Prenatal Programming
Some evidence suggests PCOS may be partially set in motion before birth. When a female fetus is exposed to higher-than-normal androgen levels during critical windows of development, it can permanently alter how her brain regulates reproductive hormones in adulthood. Animal studies in rats, sheep, and monkeys have demonstrated this consistently: female offspring exposed to excess androgens during pregnancy develop PCOS-like features after puberty, including high LH secretion, elevated testosterone, polycystic ovaries, and irregular ovulation.
The mechanism appears to involve permanent changes in how the brain’s GnRH pulse generator is wired. Prenatal androgen exposure reduces certain neural connections to GnRH neurons and alters the feedback loops that normally keep hormone cycles on track. In sheep, these changes resemble patterns seen in male brains, essentially masculinizing part of the reproductive control system. Since women with PCOS have elevated androgens during their own pregnancies, this creates a potential path for the condition to carry forward to the next generation, independent of inherited genes.
Environmental Chemicals
Endocrine-disrupting chemicals found in everyday products may contribute to PCOS risk, particularly Bisphenol A (BPA) and certain phthalates. These compounds are present in plastics, food packaging, personal care products, and countless other sources. Virtually everyone in industrialized countries carries measurable levels of them.

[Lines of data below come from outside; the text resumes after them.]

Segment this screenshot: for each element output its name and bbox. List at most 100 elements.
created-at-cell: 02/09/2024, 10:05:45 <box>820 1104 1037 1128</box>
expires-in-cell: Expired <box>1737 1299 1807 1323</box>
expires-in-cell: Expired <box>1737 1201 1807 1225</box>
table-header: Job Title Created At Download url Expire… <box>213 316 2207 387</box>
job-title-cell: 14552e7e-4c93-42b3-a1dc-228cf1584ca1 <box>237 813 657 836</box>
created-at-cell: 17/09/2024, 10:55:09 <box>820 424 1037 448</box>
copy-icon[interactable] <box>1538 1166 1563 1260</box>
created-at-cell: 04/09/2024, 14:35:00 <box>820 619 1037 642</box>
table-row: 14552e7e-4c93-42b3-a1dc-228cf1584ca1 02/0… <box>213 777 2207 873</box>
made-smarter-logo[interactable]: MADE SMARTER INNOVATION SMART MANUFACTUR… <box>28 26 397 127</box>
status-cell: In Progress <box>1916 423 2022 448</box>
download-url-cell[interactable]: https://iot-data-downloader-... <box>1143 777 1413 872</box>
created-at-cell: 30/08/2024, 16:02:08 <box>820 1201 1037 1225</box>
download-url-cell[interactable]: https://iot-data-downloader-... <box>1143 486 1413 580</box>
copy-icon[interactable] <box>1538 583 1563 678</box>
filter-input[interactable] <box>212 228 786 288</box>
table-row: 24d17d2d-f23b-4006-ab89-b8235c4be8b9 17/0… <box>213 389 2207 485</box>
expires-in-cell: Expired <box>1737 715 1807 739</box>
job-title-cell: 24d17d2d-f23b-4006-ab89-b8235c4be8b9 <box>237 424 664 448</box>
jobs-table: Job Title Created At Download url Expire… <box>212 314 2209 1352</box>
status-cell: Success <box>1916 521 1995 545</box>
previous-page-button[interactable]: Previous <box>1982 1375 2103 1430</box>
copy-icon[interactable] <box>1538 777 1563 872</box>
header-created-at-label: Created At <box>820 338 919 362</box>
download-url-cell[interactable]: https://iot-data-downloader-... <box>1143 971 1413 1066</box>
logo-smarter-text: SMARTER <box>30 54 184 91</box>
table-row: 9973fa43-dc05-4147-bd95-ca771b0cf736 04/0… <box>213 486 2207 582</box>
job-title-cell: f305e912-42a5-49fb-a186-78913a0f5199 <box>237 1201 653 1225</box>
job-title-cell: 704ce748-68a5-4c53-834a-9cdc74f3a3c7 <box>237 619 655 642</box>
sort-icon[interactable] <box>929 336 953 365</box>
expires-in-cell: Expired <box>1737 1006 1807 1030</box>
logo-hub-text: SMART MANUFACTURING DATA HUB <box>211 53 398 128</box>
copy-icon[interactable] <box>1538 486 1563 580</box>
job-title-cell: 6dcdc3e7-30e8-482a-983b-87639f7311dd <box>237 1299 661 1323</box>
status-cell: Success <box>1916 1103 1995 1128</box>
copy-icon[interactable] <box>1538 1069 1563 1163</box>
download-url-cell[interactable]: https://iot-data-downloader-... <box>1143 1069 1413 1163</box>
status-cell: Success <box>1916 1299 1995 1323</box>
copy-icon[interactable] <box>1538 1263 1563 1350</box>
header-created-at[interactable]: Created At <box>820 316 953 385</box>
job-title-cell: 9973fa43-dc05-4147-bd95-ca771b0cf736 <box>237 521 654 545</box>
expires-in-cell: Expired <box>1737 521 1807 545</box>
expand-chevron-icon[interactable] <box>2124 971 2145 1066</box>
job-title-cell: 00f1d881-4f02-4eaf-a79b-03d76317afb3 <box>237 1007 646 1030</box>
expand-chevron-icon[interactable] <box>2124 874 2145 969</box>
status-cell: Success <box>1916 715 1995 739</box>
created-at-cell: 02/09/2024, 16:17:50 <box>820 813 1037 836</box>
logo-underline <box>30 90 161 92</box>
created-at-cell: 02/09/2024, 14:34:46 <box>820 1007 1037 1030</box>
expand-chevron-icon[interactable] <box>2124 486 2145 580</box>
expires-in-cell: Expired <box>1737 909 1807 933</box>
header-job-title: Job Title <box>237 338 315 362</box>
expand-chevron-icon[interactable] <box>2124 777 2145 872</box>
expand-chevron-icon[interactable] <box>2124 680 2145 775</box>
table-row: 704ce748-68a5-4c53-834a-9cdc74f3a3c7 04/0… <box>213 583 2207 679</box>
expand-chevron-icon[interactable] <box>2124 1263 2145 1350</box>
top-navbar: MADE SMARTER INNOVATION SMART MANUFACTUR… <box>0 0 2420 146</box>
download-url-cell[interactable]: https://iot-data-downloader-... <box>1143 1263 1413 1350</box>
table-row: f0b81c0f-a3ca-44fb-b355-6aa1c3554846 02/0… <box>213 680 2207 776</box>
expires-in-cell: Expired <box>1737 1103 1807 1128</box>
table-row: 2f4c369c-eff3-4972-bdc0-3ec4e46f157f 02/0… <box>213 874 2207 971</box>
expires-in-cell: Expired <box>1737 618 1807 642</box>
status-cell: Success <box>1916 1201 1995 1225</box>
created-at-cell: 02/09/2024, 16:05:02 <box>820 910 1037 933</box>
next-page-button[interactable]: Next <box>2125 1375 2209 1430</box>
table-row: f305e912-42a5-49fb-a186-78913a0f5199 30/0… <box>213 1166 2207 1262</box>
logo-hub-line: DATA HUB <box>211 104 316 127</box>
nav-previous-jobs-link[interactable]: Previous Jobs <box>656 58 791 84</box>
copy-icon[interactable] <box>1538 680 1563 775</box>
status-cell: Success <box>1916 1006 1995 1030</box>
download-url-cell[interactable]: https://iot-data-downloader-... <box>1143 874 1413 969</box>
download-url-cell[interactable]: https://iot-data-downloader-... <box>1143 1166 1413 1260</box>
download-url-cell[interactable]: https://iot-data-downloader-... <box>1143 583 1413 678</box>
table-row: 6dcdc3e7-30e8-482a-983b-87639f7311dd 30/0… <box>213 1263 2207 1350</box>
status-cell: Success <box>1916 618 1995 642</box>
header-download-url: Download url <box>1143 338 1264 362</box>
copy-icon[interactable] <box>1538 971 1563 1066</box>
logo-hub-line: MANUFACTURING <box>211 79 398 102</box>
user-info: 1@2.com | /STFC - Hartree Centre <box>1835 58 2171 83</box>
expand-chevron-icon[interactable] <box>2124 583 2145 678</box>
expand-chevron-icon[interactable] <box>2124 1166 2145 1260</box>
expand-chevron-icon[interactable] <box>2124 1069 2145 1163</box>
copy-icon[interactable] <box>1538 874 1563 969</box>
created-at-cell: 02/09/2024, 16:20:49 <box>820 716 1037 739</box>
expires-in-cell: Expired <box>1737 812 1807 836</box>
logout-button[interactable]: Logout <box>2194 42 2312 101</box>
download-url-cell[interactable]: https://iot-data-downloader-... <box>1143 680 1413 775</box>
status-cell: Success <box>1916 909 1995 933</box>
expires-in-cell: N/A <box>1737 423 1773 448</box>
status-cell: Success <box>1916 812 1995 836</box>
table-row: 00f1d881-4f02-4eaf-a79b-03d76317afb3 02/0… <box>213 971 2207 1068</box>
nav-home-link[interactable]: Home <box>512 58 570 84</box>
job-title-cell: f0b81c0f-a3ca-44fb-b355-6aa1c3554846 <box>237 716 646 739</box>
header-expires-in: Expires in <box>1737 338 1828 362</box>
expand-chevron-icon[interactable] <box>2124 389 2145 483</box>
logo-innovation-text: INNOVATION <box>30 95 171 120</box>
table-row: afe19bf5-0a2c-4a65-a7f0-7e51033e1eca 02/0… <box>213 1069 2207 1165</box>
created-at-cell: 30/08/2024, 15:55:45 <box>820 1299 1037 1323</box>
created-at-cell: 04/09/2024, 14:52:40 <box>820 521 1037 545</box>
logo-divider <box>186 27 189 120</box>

BPA can mimic or interfere with the body’s hormones. When pregnant rats were exposed to a mixture of BPA and phthalates, their female offspring developed PCOS-like symptoms. Other chemicals studied, including the fungicide vinclozolin, dioxin, and even jet fuel, all disrupted reproductive function and increased the incidence of polycystic ovaries, not just in the first generation of offspring but in the third generation as well. This transgenerational effect suggests these chemicals may cause lasting changes to how genes are expressed without altering the DNA sequence itself.
Why It All Connects
The reason there’s no single “root cause” of PCOS is that each of these factors reinforces the others. Genetic susceptibility makes insulin resistance more likely. Insulin resistance drives androgen production. Excess androgens promote inflammation. Inflammation worsens insulin resistance. Gut dysbiosis amplifies both inflammation and insulin resistance. Prenatal androgen exposure may hardwire the brain for hormonal imbalance before a girl is even born, and environmental chemicals can push a predisposed system over the edge.
This interconnectedness is actually useful information. It means that intervening at any point in the cycle, whether through improving insulin sensitivity, reducing inflammation, or restoring gut health, can produce benefits that ripple through the whole system. It also explains why PCOS responds to a range of approaches and why the most effective management plans typically address multiple factors at once rather than targeting a single cause.